How to sell in an idea (even when everyone else thinks it's a fad)

Much of what I write about on my blog is idea-based. Once I share a concept, my job ends and yours begins. Your job is to take what applies to you, sell it in to your organization and put it into practice. But alas, most great ideas die on the vine – before they can ever be harvested. The following article, originally written for MPI Toronto, will give you more fodder to help you sell in that great idea. So enjoy!

You have a brilliant idea. The problem is that no one else in the organization shares your wild enthusiasm. They think it’s a fad, so they don’t want to invest time or money into something that will be here today and gone tomorrow. Should you kiss your great idea goodbye?

FAD VS TREND

The answer is not so simple. Understanding the difference between a fad and a trend is easy in hindsight – since longevity is one of the biggest differentiators – but can be very difficult to identify in the moment. Fads are fleeting. Trends, on the other hand, are a sustainable cultural movement. One of the greatest ways to uncover a trends is to watch where consumers are heading – what is influencing their behavior, impacting their lives, changing their thinking and how are they reacting?
Social Media was once touted as a fad. What naysayers didn’t grasp was the underlying movements – the rapid rise of smart phones, the desire to communicate while on the go, the every widening gap between consumers and advertisers, the globalization of business and the recession, to name a few.
One of your biggest challenges before selling in your idea is knowing whether your idea is a fad or a trend.

 

5 KEYS TO UNLOCK BUY IN

So here’s what to keep in mind when you try to convince the CEO, the SVPs, the Board or anyone else too busy to know a trend when it hits them in the face:

1. Know your culture

Does your work culture encourage creativity and innovation? Are they risk averse? Do they make decisions by committee? Knowing the environment should give  you an understanding of how to construct your idea and who to involve in its assessment.
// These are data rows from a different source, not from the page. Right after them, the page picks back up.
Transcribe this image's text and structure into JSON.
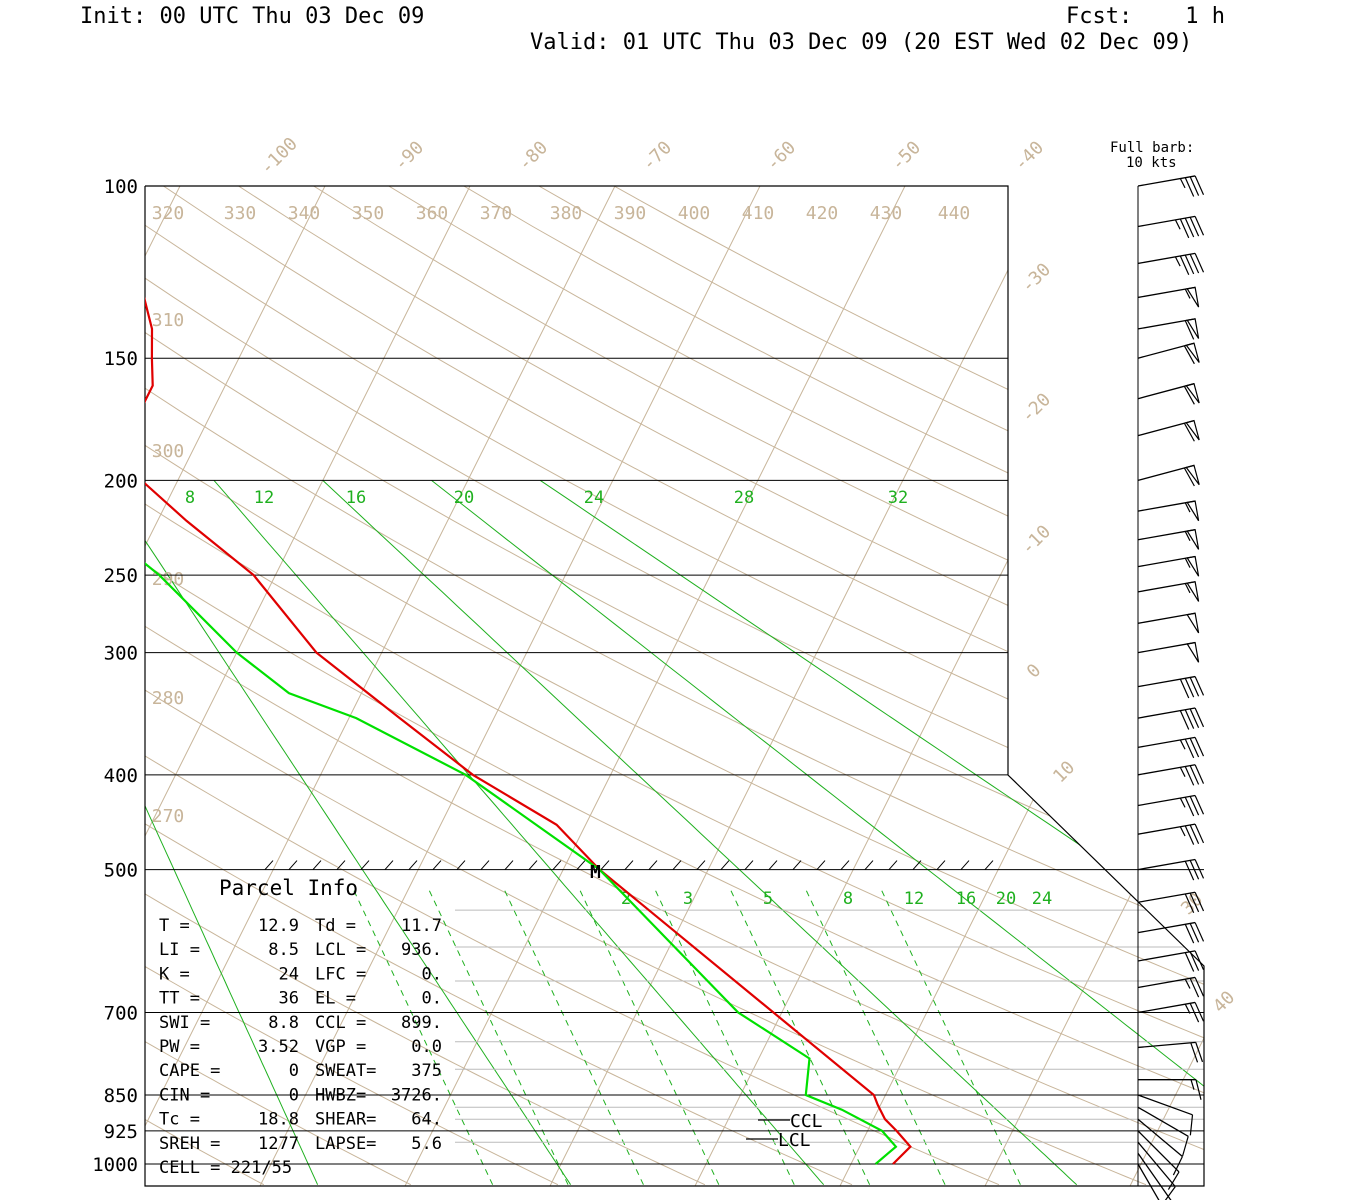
{
  "header": {
    "init": "Init: 00 UTC Thu 03 Dec 09",
    "fcst": "Fcst:    1 h",
    "valid": "Valid: 01 UTC Thu 03 Dec 09 (20 EST Wed 02 Dec 09)"
  },
  "legend": {
    "barb_line1": "Full barb:",
    "barb_line2": "10 kts"
  },
  "colors": {
    "temperature": "#e00000",
    "dewpoint": "#00e000",
    "isotherm": "#c8b59a",
    "mixing_ratio": "#1fb01f"
  },
  "parcel_info": {
    "title": "Parcel Info",
    "rows": [
      [
        "T  =",
        "12.9",
        "Td =",
        "11.7"
      ],
      [
        "LI =",
        "8.5",
        "LCL =",
        "936."
      ],
      [
        "K  =",
        "24",
        "LFC =",
        "0."
      ],
      [
        "TT =",
        "36",
        "EL  =",
        "0."
      ],
      [
        "SWI =",
        "8.8",
        "CCL =",
        "899."
      ],
      [
        "PW =",
        "3.52",
        "VGP =",
        "0.0"
      ],
      [
        "CAPE =",
        "0",
        "SWEAT=",
        "375"
      ],
      [
        "CIN =",
        "0",
        "HWBZ=",
        "3726."
      ],
      [
        "Tc =",
        "18.8",
        "SHEAR=",
        "64."
      ],
      [
        "SREH =",
        "1277",
        "LAPSE=",
        "5.6"
      ],
      [
        "CELL = 221/55",
        "",
        "",
        ""
      ]
    ]
  },
  "markers": {
    "ccl": "CCL",
    "lcl": "LCL",
    "m": "M"
  },
  "chart_data": {
    "type": "line",
    "title": "",
    "pressure_levels": [
      100,
      150,
      200,
      250,
      300,
      400,
      500,
      700,
      850,
      925,
      1000
    ],
    "pressure_labels": [
      "100",
      "150",
      "200",
      "250",
      "300",
      "400",
      "500",
      "700",
      "850",
      "925",
      "1000"
    ],
    "isotherm_labels": [
      "-100",
      "-90",
      "-80",
      "-70",
      "-60",
      "-50",
      "-40",
      "-30",
      "-20",
      "-10",
      "0",
      "10",
      "30",
      "40"
    ],
    "theta_labels_top": [
      "320",
      "330",
      "340",
      "350",
      "360",
      "370",
      "380",
      "390",
      "400",
      "410",
      "420",
      "430",
      "440"
    ],
    "theta_labels_left": [
      "310",
      "300",
      "290",
      "280",
      "270"
    ],
    "mixing_ratio_upper": [
      "8",
      "12",
      "16",
      "20",
      "24",
      "28",
      "32"
    ],
    "mixing_ratio_lower": [
      "2",
      "3",
      "5",
      "8",
      "12",
      "16",
      "20",
      "24"
    ],
    "series": [
      {
        "name": "Temperature",
        "points": [
          [
            1000,
            12.9
          ],
          [
            960,
            13.5
          ],
          [
            925,
            12.0
          ],
          [
            900,
            10.8
          ],
          [
            870,
            9.8
          ],
          [
            850,
            9.2
          ],
          [
            500,
            -17.5
          ],
          [
            450,
            -22.0
          ],
          [
            400,
            -29.5
          ],
          [
            350,
            -36.5
          ],
          [
            300,
            -44.5
          ],
          [
            250,
            -51.5
          ],
          [
            220,
            -58.0
          ],
          [
            200,
            -62.5
          ],
          [
            190,
            -64.0
          ],
          [
            175,
            -65.0
          ],
          [
            160,
            -65.0
          ],
          [
            150,
            -66.0
          ],
          [
            140,
            -67.0
          ],
          [
            125,
            -69.5
          ],
          [
            100,
            -74.0
          ]
        ]
      },
      {
        "name": "Dewpoint",
        "points": [
          [
            1000,
            11.7
          ],
          [
            960,
            12.5
          ],
          [
            925,
            11.0
          ],
          [
            880,
            7.5
          ],
          [
            850,
            4.5
          ],
          [
            780,
            3.5
          ],
          [
            700,
            -3.0
          ],
          [
            500,
            -17.5
          ],
          [
            400,
            -30.0
          ],
          [
            350,
            -39.5
          ],
          [
            330,
            -45.0
          ],
          [
            300,
            -50.0
          ],
          [
            250,
            -58.0
          ],
          [
            220,
            -64.5
          ],
          [
            200,
            -70.0
          ],
          [
            190,
            -72.0
          ],
          [
            175,
            -76.0
          ],
          [
            165,
            -80.0
          ],
          [
            150,
            -84.0
          ],
          [
            130,
            -88.0
          ],
          [
            120,
            -87.0
          ],
          [
            110,
            -85.0
          ],
          [
            100,
            -84.0
          ]
        ]
      }
    ],
    "wind_barbs_kt": [
      {
        "p": 100,
        "dir": 280,
        "spd": 35
      },
      {
        "p": 110,
        "dir": 280,
        "spd": 45
      },
      {
        "p": 120,
        "dir": 280,
        "spd": 45
      },
      {
        "p": 130,
        "dir": 280,
        "spd": 55
      },
      {
        "p": 140,
        "dir": 280,
        "spd": 60
      },
      {
        "p": 150,
        "dir": 285,
        "spd": 60
      },
      {
        "p": 165,
        "dir": 285,
        "spd": 60
      },
      {
        "p": 180,
        "dir": 285,
        "spd": 60
      },
      {
        "p": 200,
        "dir": 285,
        "spd": 60
      },
      {
        "p": 215,
        "dir": 280,
        "spd": 55
      },
      {
        "p": 230,
        "dir": 280,
        "spd": 55
      },
      {
        "p": 245,
        "dir": 280,
        "spd": 55
      },
      {
        "p": 260,
        "dir": 280,
        "spd": 55
      },
      {
        "p": 280,
        "dir": 280,
        "spd": 50
      },
      {
        "p": 300,
        "dir": 280,
        "spd": 50
      },
      {
        "p": 325,
        "dir": 280,
        "spd": 40
      },
      {
        "p": 350,
        "dir": 280,
        "spd": 40
      },
      {
        "p": 375,
        "dir": 280,
        "spd": 35
      },
      {
        "p": 400,
        "dir": 280,
        "spd": 35
      },
      {
        "p": 430,
        "dir": 280,
        "spd": 35
      },
      {
        "p": 460,
        "dir": 280,
        "spd": 35
      },
      {
        "p": 500,
        "dir": 280,
        "spd": 30
      },
      {
        "p": 540,
        "dir": 280,
        "spd": 30
      },
      {
        "p": 580,
        "dir": 280,
        "spd": 30
      },
      {
        "p": 620,
        "dir": 280,
        "spd": 30
      },
      {
        "p": 660,
        "dir": 280,
        "spd": 25
      },
      {
        "p": 700,
        "dir": 280,
        "spd": 25
      },
      {
        "p": 760,
        "dir": 275,
        "spd": 20
      },
      {
        "p": 820,
        "dir": 270,
        "spd": 15
      },
      {
        "p": 850,
        "dir": 250,
        "spd": 10
      },
      {
        "p": 875,
        "dir": 240,
        "spd": 10
      },
      {
        "p": 900,
        "dir": 230,
        "spd": 10
      },
      {
        "p": 925,
        "dir": 225,
        "spd": 10
      },
      {
        "p": 950,
        "dir": 220,
        "spd": 10
      },
      {
        "p": 975,
        "dir": 215,
        "spd": 10
      },
      {
        "p": 1000,
        "dir": 210,
        "spd": 10
      }
    ]
  }
}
2. Start with the end in mind

An idea without a strategy is novel and just as fleeting as a fad. As an integral part of your organization, it’s imperative that you know the corporate goals…and not just the topline goals. You need to understand what every department that your idea will impact is trying to achieve because research shows that, in most organizations, a minimum of eight people will need to sign off on even the simplest of ideas.
The CEO wants to know: Will it increase the value of the organization?
The CFO wants to know: Will it generate ROI?
The COO wants to know: Do we have the ability to execute it?
The CTO wants to know: Will it have an impact on our existing systems?
The CMO wants to know: Will consumers see value in it?
Everyone wants to know: Will this impact me, my department, my time, my success and any ideas I’ve already presented or have in the works?
Selling in an idea that doesn’t have an end benefit for the business, and its stakeholders, is shortsighted and ends up hurting your credibility in the long run – your next great idea will be snuffed out before it leaves your lips.

3. Build a Story

For some reason we’ve been fed the idea that in order to be taken seriously we need to sell facts, figures and pie charts. Let me be frank – first it’s B-O-R-I-N-G and second you often end up making a complex idea more complex. If your audience is bored or confused, they won’t buy in. Period.
Paint a picture with your words. Start by setting the stage with the challenge. Has something happened to the business, its people, its customers or its industry that your idea solves? Did your company just lose a major customer? If so, thread this into your story. That’ll wake them up. Next, present the hero – that’s your big idea. Illustrate how it will overcome the challenge and have a positive impact on the business. And finish with supporting concepts, stories or statements that will drive your idea home.

4. Recognize that emotion trumps all

Back in 1774, Frederick the Great of Prussia believed that the potato – a low cost and easy to grow vegetable – was the key to feeding his struggling nation during a time of famine. Although a very rational idea, the community didn’t agree. They felt the potato wasn’t good enough to feed to the dogs. Knowing he was fighting a losing battle, Frederick switched gears and appealed to their emotions. He planted a royal field of potato plants and hired a guard to protect the field. It worked. Peasants felt that if it was worth guarding, it was worth stealing. So, they snuck into the fields to snap up the potatoes and soon planted them in their own gardens.
Although we like to think we’re rational creatures, we’re actually anything but. It’s important to understand that the greater the perceived risk, the more emotional the decision becomes. If you can anticipate your audience’s greatest fears or biggest dreams, you’ll have a much better success rate.

5. Have a pink spoon in your back pocket

When you go to Baskin Robbins they let you try the flavours before you buy. This takes the risk out of your purchase decision. If, after all of your preparation, they’re still not willing to sign on the dotted line, you may need a scaled-back ‘try before you buy’ option, to make buying in less risky.
At the end of the day, your success is in your hands. Don’t let a great idea go to waste.